OK forum technocrats what's going on here?

Every time I reply to a thread I get a runtime error each time I want to 'preview' or 'post'. The error message is as follows:-

A Runtime Error has occurred
Do you wish to debug?
Line 271 (271 for preview or 274 for post)
Error : Object expected

It just wont take no for an answer so I have to click on yes and then close down the Microsoft Script Debugger that keeps appearing - although in doing this it seems to 'preview' and 'post' OK.

Can anyone shed some light on this?


----------



## SteveS (Oct 20, 2003)

I get this at work but not at home, except that mine WILL accept no for an answer. Therefore suspect some security measure either on the pc or on the way in/out of the network. Doesn't actually make a difference to what get's posted (still the usual bilge ) so I can't be arsed to get it sorted. Sorry that's not much help, but nobody else has confirmed you're not mad ;D.


----------



## KevinST (May 6, 2002)

There's a bug in the script of one of the advert banners I believe.

I'll mention it to Jae again.


----------



## garvin (May 7, 2002)

All sorted now ............... recently installed Broadband and the 'installation' disc put a 'branded' IE6 version on the PC (without asking of course). This has been stripped out and and IE6 repaired - now works like a dream.


----------



## vlastan (May 6, 2002)

> All sorted now ............... recently installed Broadband and the 'installation' disc put a 'branded' IE6 version on the PC (without asking of course). This has been stripped out and and IE6 repaired - now works like a dream.

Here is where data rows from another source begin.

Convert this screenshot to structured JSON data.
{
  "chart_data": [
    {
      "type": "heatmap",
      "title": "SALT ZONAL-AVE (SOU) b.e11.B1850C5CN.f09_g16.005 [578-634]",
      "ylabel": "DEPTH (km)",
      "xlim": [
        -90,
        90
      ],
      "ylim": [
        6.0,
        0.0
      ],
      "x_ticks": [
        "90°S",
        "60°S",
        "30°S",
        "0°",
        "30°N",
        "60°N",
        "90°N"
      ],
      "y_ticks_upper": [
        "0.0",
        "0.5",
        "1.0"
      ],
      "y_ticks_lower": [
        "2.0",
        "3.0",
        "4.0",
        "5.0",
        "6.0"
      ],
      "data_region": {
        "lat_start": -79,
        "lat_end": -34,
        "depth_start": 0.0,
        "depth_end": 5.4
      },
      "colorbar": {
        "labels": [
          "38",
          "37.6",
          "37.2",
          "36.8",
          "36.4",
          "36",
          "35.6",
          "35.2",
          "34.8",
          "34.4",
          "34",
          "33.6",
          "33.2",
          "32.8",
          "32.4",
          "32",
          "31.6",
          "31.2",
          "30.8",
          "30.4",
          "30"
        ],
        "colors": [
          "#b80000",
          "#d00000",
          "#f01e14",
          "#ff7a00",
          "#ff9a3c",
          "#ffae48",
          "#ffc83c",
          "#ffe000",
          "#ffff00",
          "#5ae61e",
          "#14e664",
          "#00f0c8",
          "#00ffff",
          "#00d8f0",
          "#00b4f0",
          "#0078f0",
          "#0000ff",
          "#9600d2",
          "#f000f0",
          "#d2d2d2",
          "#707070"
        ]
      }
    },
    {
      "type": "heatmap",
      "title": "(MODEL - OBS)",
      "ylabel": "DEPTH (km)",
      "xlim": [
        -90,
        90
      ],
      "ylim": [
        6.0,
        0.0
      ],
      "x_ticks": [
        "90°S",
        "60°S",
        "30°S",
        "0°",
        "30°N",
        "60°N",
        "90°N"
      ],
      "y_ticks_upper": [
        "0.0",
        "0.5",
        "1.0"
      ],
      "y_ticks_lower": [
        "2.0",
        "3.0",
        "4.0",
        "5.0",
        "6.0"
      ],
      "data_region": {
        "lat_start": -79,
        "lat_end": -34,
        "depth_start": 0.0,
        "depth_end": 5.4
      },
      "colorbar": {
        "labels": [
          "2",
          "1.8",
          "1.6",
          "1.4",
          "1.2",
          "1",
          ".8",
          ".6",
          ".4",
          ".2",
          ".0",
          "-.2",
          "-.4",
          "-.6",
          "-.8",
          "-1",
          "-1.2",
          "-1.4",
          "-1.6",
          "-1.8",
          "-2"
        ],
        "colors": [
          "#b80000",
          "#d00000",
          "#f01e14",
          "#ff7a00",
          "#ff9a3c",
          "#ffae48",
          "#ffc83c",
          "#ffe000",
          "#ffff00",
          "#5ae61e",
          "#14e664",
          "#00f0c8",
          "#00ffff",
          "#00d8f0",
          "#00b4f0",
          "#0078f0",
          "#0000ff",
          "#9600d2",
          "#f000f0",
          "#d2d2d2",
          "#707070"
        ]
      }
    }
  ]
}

This has nothing to do with the version of IE.

It is a setting under Tools-Options-advanced: Disable script debugging. In my work laptop that I am not allowed to change the settings, I get the error all the time. But not my home PC.


----------



## garvin (May 7, 2002)

> This has nothing to do with the version of IE.
> 
> It is a setting under Tools-Options-advanced: Disable script debugging. In my work laptop that I am not allowed to change the settings, I get the error all the time. But not my home PC.


Absolutely correct. The version of IE was still 6 but the Broadband installation disc overwrote some of the IE settings, including deselecting the 'disable script debugging' option. Rather than going through each setting laboriously I just 'repaired' the IE6 installation and all the crap was removed, including the branded header and options reset to my previous configuration.


----------



## Wak (May 6, 2002)

just installed Office 2003 and this started happening...thanks V for the solution! Â


----------



## L8_0RGY (Sep 12, 2003)

I get this Runtime Error all the time on my work laptop

[yawn] The IT company we use say it's down to Sun Microsysytems not being able to provide the latest Java system to Microsoft [/yawn]

So annoying, every time i go to post something i have click "No"


----------